Never have I felt winds like the Santa Anas.  They come out of nowhere, at full blast, like someone's spinning the Earth at twice its normal speed.

Just walking out of the office to get lunch is an ordeal.  The tall glass door to the building either swings open wildly or won't budge until I throw myself into it, shoulder first.  And then there's the problem of only having two hands.  One hand to stabilize my purse, one to grab my sweater, and there are none left to hold the hair out of my face.  Oh look, there's me, blindly hobbling out of the parking lot again.
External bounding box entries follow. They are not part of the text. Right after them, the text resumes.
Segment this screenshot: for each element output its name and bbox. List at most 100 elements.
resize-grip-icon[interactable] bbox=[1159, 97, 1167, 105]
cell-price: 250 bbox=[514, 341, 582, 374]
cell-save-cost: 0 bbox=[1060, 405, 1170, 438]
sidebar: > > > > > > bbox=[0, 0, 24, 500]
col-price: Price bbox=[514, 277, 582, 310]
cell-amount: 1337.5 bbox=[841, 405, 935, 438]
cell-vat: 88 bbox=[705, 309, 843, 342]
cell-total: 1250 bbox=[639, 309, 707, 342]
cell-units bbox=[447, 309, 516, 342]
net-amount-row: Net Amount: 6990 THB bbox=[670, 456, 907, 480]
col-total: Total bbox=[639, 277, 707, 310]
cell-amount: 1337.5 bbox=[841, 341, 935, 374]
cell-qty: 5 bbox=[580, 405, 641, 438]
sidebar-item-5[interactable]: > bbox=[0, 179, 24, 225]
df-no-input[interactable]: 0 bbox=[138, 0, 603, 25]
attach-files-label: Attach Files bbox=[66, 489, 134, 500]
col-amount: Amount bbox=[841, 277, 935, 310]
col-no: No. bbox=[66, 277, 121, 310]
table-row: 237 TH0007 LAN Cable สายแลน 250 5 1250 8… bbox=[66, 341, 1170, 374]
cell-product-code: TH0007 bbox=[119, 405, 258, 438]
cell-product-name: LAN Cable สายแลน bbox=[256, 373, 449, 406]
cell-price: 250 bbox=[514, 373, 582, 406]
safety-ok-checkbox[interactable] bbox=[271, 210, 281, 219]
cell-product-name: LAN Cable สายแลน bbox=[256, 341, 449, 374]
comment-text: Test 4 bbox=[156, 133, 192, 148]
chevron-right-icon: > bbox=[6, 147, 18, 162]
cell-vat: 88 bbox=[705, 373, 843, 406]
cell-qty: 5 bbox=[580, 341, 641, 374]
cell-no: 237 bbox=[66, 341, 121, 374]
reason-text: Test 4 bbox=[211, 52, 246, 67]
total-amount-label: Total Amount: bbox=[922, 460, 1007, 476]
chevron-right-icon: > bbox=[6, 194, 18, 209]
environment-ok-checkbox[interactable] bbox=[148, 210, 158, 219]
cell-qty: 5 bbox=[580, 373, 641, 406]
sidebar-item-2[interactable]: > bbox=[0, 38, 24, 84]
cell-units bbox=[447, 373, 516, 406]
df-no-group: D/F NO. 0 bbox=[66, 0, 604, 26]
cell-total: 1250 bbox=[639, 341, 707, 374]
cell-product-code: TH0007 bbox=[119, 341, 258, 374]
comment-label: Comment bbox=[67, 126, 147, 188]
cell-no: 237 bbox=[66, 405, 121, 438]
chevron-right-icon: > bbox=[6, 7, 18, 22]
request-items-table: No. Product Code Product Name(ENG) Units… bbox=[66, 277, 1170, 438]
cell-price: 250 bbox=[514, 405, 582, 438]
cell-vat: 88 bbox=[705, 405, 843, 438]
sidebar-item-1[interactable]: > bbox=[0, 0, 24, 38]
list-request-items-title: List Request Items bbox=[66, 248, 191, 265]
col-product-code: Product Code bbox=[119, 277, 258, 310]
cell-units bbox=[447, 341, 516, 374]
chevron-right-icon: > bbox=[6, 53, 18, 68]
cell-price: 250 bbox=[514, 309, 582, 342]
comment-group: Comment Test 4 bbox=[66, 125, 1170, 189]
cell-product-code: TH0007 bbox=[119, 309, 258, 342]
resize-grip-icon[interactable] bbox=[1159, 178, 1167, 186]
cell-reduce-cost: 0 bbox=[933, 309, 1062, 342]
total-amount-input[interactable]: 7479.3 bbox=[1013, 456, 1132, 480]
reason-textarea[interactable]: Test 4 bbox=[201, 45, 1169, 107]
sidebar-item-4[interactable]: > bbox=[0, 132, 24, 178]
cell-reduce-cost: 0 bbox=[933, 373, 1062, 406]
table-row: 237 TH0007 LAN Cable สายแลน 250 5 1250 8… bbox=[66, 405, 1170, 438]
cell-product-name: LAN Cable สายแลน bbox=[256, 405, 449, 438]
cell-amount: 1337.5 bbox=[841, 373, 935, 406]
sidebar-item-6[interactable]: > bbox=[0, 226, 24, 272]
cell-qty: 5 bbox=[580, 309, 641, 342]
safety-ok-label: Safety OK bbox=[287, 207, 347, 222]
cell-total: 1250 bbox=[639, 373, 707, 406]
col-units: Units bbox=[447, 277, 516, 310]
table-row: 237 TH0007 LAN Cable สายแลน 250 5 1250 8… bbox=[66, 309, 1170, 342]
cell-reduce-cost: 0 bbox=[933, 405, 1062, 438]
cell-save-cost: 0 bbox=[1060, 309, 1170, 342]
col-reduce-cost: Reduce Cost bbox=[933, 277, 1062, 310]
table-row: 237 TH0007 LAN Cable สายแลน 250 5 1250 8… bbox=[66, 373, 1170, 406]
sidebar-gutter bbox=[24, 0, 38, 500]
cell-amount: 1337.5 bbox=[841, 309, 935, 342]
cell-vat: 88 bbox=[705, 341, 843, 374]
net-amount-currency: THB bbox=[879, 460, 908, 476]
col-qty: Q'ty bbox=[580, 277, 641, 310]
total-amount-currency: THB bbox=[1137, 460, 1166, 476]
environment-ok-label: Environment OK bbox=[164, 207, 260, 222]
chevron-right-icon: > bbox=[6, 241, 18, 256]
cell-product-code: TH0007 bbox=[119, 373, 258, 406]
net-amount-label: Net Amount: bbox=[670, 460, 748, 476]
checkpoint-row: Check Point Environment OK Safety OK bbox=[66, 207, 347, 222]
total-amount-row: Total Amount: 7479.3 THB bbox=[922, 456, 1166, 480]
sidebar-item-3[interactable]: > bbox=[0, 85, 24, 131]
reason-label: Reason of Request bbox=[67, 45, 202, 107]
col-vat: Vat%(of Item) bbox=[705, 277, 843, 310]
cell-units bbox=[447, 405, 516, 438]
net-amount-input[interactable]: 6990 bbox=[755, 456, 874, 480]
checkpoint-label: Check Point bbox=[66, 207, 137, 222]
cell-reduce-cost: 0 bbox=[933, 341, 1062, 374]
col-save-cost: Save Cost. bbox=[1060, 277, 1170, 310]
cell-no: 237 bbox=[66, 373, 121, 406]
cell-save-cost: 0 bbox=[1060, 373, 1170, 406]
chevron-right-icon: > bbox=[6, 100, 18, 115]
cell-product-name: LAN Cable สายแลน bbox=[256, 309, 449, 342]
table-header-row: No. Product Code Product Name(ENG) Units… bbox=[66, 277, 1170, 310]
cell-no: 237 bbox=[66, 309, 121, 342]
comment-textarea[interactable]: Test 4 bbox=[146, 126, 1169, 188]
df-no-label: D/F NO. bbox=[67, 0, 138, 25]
On the night the winds came last year, I was sitting in my office, in a skyscraper made largely of glass, when the window pane next to my desk started literally shaking -- threatening to burst right out of its steel frame, right on top of my head.  I was so terrified I nearly ducked for cover!  Mind you, I had no idea at the time that the Santa Ana winds even existed.  I just assumed L.A. was immune to any natural forces -- I mean, that's why people move here, right?

And then I couldn't stop talking about them.  It was just outrageous to me that in this concrete, man-made, over-built place, where nature was hardly ever acknowledged, let alone a prominent part of life, these winds -- these hard-core, no-nonsense winds -- existed.  And not only did they exist, they were a totally accepted part of life.  As in, my co-worker's reaction to my microsoft communicator message reading: "WTF????!!! IT'S THE APOCALYPSE!!!" was "It's just the Santa Ana's."

Right.  Just the Santa Anas.  Just the CRAZIEST winds ever.

The winds started yesterday again, and even though it means my bangs will be completely out of order for the next couple days, I love these Santa Ana's.  I love them for their novelty, their unexpectedness, their guts.  They stare L.A. in its palm-tree-lined, 75-degree-with-0%-humidity face, and walk all over it.  They are the only natural force that dares step foot in this man-made paradise.

They are a reminder that even if we pave over the orange orchards, build bike paths on the sand, and skyscrapers in the hills, we are no match for Mother Nature.  She owns us.